Posterior cardiac vein. The posterior cardiac vein lies on the posterior surface of the left ventricle just to the left of the middle cardiac vein (Fig. 3.82B). It either enters the coronary sinus directly or joins the great cardiac vein.
Other cardiac veins. Two additional groups of cardiac veins are also involved in the venous drainage of the heart.
The anterior veins of the right ventricle (anterior cardiac veins) are small veins that arise on the anterior surface of the right ventricle (Fig. 3.82A). They cross the coronary sulcus and enter the anterior wall of the right atrium. They drain the anterior portion of the right ventricle. The right marginal vein may be part of this group if it does not enter the small cardiac vein.
A group of smallest cardiac veins (venae cordis minimae or veins of Thebesius) have also been described. Draining directly into the cardiac chambers, they are numerous in the right atrium and right ventricle, are occasionally associated with the left atrium, and are rarely associated with the left ventricle.
The lymphatic vessels of the heart follow the coronary arteries and drain mainly into: brachiocephalic nodes, anterior to the brachiocephalic veins; and tracheobronchial nodes, at the inferior end of the trachea.
The musculature of the atria and ventricles is capable of contracting spontaneously. The cardiac conduction system initiates and coordinates contraction. The conduction system consists of nodes and networks of specialized cardiac muscle cells organized into four basic components: the sinu-atrial node, the atrioventricular node, the atrioventricular bundle with its right and left bundle branches, and the subendocardial plexus of conduction cells (the Purkinje fibers).
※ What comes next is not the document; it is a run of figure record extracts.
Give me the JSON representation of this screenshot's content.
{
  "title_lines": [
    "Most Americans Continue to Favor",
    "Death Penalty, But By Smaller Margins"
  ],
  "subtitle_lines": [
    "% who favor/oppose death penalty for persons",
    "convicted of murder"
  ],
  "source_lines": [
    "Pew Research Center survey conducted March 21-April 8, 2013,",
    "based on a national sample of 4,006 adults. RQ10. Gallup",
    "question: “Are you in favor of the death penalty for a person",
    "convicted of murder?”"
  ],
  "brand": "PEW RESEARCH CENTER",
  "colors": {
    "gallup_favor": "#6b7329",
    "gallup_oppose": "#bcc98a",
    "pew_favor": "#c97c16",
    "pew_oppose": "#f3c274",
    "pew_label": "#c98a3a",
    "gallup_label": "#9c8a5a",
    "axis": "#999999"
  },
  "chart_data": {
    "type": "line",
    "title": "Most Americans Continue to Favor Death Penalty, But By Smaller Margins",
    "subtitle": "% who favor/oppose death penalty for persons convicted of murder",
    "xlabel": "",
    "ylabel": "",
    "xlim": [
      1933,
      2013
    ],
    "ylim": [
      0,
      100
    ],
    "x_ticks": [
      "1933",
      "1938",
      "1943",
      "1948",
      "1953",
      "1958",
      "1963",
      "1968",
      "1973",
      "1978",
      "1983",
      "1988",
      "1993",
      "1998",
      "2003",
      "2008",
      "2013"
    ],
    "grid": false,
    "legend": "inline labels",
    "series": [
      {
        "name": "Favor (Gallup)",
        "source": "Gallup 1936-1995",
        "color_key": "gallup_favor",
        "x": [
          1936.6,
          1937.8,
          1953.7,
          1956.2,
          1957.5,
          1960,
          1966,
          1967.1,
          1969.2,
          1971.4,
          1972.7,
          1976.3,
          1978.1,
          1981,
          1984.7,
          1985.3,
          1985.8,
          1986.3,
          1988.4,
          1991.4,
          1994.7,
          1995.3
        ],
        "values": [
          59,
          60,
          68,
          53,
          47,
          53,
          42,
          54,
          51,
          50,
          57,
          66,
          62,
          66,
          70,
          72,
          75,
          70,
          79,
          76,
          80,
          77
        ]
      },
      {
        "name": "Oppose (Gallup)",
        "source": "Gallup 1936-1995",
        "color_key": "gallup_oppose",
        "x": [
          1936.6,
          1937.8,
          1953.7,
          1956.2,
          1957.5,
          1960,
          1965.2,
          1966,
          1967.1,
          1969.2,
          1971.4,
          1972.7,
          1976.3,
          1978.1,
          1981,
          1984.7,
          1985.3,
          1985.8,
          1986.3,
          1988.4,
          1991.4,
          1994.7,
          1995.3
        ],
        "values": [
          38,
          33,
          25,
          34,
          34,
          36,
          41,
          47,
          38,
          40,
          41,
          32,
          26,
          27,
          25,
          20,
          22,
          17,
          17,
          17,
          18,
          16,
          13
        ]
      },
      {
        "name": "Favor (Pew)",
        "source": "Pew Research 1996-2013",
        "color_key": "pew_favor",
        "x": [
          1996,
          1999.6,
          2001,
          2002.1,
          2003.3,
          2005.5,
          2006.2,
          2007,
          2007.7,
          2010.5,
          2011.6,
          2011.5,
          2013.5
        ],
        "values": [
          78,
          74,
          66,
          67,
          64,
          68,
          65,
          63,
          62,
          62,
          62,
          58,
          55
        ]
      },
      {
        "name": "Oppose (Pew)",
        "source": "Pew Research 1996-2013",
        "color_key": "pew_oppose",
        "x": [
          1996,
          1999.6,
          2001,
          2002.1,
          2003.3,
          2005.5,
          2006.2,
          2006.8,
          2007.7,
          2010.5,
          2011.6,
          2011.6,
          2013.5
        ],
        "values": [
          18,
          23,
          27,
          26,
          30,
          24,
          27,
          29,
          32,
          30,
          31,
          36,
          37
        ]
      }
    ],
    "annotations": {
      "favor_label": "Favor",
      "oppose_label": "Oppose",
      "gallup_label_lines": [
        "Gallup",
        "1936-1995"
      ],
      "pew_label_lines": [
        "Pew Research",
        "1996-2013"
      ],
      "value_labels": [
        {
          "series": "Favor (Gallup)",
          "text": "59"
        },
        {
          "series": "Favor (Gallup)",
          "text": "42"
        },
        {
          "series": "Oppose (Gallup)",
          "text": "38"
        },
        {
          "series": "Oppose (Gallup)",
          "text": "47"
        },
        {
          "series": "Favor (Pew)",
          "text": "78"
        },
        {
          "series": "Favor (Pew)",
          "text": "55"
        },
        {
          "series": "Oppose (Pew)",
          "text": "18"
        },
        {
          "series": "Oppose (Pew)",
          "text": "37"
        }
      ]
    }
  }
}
The unique distribution pattern of the cardiac conduction system establishes an important unidirectional pathway of excitation/contraction. Throughout its course, large branches of the conduction system are insulated from the surrounding myocardium by connective tissue. This tends to decrease inappropriate stimulation and contraction of cardiac muscle fibers.
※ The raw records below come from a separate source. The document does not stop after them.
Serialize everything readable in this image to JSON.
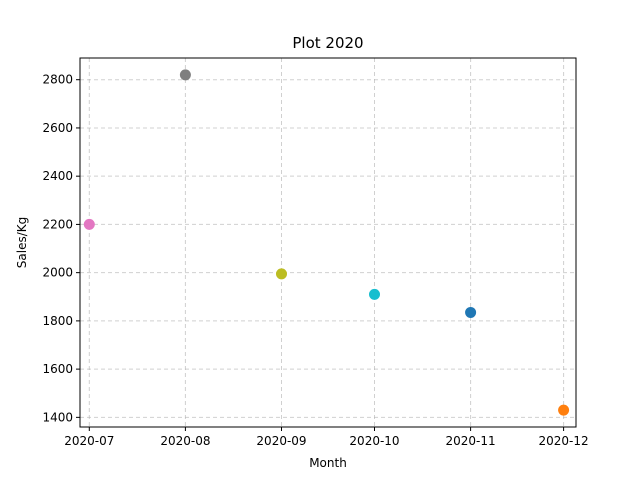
{
  "chart_data": {
    "type": "scatter",
    "title": "Plot 2020",
    "xlabel": "Month",
    "ylabel": "Sales/Kg",
    "x_ticks": [
      "2020-07",
      "2020-08",
      "2020-09",
      "2020-10",
      "2020-11",
      "2020-12"
    ],
    "y_ticks": [
      1400,
      1600,
      1800,
      2000,
      2200,
      2400,
      2600,
      2800
    ],
    "xlim": [
      "2020-06-28",
      "2020-12-05"
    ],
    "ylim": [
      1360,
      2890
    ],
    "grid": true,
    "points": [
      {
        "x": "2020-07-01",
        "y": 2200,
        "color": "#e377c2"
      },
      {
        "x": "2020-08-01",
        "y": 2820,
        "color": "#7f7f7f"
      },
      {
        "x": "2020-09-01",
        "y": 1995,
        "color": "#bcbd22"
      },
      {
        "x": "2020-10-01",
        "y": 1910,
        "color": "#17becf"
      },
      {
        "x": "2020-11-01",
        "y": 1835,
        "color": "#1f77b4"
      },
      {
        "x": "2020-12-01",
        "y": 1430,
        "color": "#ff7f0e"
      }
    ]
  }
}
The number of functional contacts between the conduction pathway and cardiac musculature greatly increases in the subendocardial network.
Thus, a unidirectional wave of excitation and contraction is established, which moves from the papillary muscles and apex of the ventricles to the arterial outflow tracts.
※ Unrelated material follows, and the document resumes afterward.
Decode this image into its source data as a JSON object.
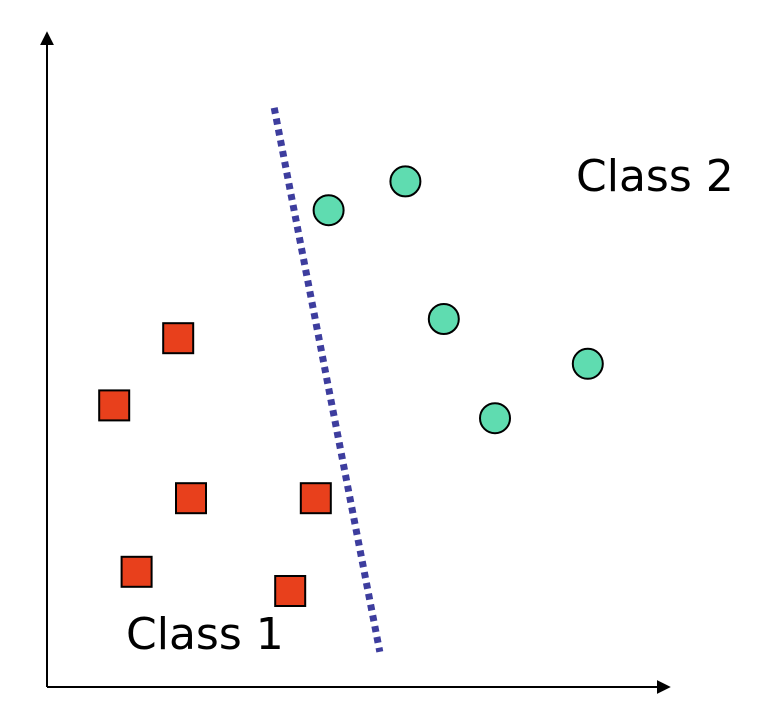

Impulses begin at the sinu-atrial node, the cardiac pacemaker. This collection of cells is located at the superior end of the crista terminalis at the junction of the superior vena cava and the right atrium (Fig. 3.83A).
This is also the junction between the parts of the right atrium derived from the embryonic sinus venosus and the atrium proper.
The excitation signals generated by the sinu-atrial node spread across the atria, causing the muscle to contract.
Concurrently, the wave of excitation in the atria stimulates the atrioventricular node, which is located near the opening of the coronary sinus, close to the attachment of the septal cusp of the tricuspid valve, and within the atrioventricular septum (Fig. 3.83A).